Roland Schneider schaut über Papierstapel. Sicher, Kern der Arbeit der OECD ist es, Wirtschaftswachstum zu beflügeln. Aber soziale Marktwirtschaft ist da nicht der Kompass. Roland Schneider kritisiert diese ökonomistische Orientierung, die ideologische Haltung. "Leider hat die OECD aus der aktuellen Krise so gut wie nichts gelernt", sagt er in aller Deutlichkeit. Eine Organisation, die in der Arbeitsmarktpolitik seit 1994 ständig behauptete, Deutschlands Beschäftigungshemmnisse seien der Kündigungsschutz und die Arbeitslosenunterstützung. "Von daher", spitzt Roland Schneider zu, "könnte die OECD durchaus das Urheberrecht für die Hartz-Reformen für sich reklamieren." "Oft funktioniert das wie bei einer Unternehmensberatung", sagt er. "Die OECD empfiehlt Regierungen das, was sie sich von alleine nicht zu tun trauen."

IWF ZU BESUCH_ Es klingelt. In den engen Flur treten Ravi Balakrishnan und Prakash Kannan, so makellos und knitterfrei, als hätten sie sich auf dem Weg hierher auf den Champs-Elysées frisch eingekleidet. Es ist für den TUAC-Sekretär eine erfreuliche Premiere. Zwei Ökonomen vom Internationalen Währungsfonds, Washington D.?C., sind gekommen, um mit ihm das Beschäftigungskapitel des neuesten IWF-Weltwirtschaftsausblicks zu diskutieren. Gestern waren sie beim EGB in Brüssel. Kannan ist Harvard-Absolvent. Balakrishnan hat sein Ph.?D. an der London School of Economics gemacht und als IWF-Senior-Expert Wege aus den Schuldenkrisen in Bolivien und Argentinien verhandelt. So gesehen sind die beiden Ökonomen nicht die natürlichen Freunde von Gewerkschaften.

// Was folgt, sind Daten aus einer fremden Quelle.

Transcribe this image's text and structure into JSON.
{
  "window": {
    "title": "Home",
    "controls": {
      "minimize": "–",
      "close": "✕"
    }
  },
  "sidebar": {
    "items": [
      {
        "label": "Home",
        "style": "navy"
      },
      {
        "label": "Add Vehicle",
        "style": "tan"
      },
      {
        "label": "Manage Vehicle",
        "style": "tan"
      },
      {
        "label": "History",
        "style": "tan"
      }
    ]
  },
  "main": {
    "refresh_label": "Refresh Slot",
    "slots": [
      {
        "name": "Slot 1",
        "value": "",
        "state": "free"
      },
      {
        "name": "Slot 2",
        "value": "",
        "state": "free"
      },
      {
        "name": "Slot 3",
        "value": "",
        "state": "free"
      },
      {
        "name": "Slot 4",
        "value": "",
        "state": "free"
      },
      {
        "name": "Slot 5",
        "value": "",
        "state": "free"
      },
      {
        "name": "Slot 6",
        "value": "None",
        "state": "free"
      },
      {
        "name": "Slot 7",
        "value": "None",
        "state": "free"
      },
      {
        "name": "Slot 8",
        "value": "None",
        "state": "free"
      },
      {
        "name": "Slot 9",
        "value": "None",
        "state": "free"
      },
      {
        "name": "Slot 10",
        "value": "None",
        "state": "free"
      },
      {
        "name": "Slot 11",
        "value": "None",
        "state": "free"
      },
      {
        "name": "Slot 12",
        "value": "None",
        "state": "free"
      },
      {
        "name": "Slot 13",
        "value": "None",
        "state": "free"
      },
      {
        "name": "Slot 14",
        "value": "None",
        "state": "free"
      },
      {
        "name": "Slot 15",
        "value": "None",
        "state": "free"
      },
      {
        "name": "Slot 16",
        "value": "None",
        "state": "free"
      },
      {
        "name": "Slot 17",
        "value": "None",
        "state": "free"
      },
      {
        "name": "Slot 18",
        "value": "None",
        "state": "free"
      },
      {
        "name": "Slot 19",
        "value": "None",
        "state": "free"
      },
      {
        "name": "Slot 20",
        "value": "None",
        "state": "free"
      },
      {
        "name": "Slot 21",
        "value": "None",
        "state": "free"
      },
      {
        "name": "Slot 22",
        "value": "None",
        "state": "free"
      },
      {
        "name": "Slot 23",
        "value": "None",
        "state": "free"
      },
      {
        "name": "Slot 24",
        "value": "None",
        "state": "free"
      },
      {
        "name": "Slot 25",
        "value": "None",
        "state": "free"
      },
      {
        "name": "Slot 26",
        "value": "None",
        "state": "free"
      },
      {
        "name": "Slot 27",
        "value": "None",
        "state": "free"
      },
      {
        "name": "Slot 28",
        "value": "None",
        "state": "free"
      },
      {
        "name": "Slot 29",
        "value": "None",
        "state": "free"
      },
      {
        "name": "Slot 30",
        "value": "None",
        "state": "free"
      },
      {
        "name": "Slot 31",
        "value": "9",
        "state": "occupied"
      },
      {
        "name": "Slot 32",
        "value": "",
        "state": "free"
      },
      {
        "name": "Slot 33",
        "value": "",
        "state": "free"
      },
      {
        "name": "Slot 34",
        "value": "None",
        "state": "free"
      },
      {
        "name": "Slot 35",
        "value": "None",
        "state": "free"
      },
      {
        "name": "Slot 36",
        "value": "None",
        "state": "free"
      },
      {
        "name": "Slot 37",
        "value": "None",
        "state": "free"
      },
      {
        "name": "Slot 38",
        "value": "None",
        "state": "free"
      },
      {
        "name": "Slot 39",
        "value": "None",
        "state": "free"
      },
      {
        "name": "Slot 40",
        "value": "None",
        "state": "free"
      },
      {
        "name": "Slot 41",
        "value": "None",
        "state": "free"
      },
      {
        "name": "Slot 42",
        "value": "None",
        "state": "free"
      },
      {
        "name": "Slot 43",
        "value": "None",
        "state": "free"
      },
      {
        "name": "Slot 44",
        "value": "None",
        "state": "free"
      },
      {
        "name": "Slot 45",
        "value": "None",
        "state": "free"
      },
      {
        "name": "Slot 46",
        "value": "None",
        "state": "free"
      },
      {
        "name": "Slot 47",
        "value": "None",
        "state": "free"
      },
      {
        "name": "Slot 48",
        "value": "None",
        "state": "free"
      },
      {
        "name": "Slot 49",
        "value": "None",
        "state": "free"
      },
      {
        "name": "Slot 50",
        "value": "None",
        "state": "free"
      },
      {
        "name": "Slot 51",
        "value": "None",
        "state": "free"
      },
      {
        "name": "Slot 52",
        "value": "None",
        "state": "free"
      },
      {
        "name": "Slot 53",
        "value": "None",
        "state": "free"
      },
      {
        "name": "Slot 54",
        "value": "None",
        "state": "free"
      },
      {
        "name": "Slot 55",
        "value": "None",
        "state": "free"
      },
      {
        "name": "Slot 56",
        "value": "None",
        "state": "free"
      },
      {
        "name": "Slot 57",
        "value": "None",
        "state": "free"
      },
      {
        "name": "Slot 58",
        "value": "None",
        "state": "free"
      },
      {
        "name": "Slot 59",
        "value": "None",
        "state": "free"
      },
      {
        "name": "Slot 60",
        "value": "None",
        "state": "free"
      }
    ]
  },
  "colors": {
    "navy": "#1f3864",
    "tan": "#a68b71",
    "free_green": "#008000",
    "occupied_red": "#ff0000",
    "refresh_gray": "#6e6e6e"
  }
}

Doch der Wind hat sich gedreht. "Der IWF hat Ende 2008 eine überzeugende Blaupause für Konjunkturprogramme gegen die Krise vorgelegt und die makroökonomische Debatte belebt", bemerkt Schneider anerkennend. Und IWF-Chef Strauss-Kahn und der Chef der Beschäftigungsabteilung schicken ihre Leute jetzt auch zu Gewerkschaften.

Ravi Balakrishnan spricht schnell und legt ein paar Minigrafiken auf den Tisch. Die Ökonomen sind perplex: Wirtschaftsleistung und Beschäftigung korrelieren nicht in allen Ländern. Vor allem Deutschland ist der absolute Ausreißer: Die Wirtschaft schrumpft um sieben Prozent, und die Arbeitslosigkeit - sie geht zurück! Ihre Annahme: Kurzarbeit, vom Staat finanziert, habe dieses Wunder ermöglicht. Roland Schneider ist in seinem Element. "Sorry, but your analysis fails to explain what happened in Germany", sagt er - der Werkzeugmacher, Fertigungsingenieur und Politikwissenschaftler - und erklärt das deutsche Produktionsregime und die industriellen Beziehungen. Sagt, dass Arbeitszeitkonten mindestens so wichtig waren wie die Kurzarbeit, dass auch die Arbeitgeber ihr qualifiziertes Personal halten wollten und von daher die Remanenzkosten kräftig mitfinanzierten. Dabei untermauert er seine Argumente mit einer Analyse von Deutsche Bank Research genauso wie mit Ergebnissen der WSI-Forschung. Um zum Abschied den IWF-Ökonomen ein paar Themen mit auf den Weg zu geben: Mindestlohn, Armut trotz Arbeit und Jugendarbeitslosigkeit. Die beiden sagen artig "Nice meeting" und wie wichtig es doch immer wieder für sie sei, "verschiedene Positionen einzuholen".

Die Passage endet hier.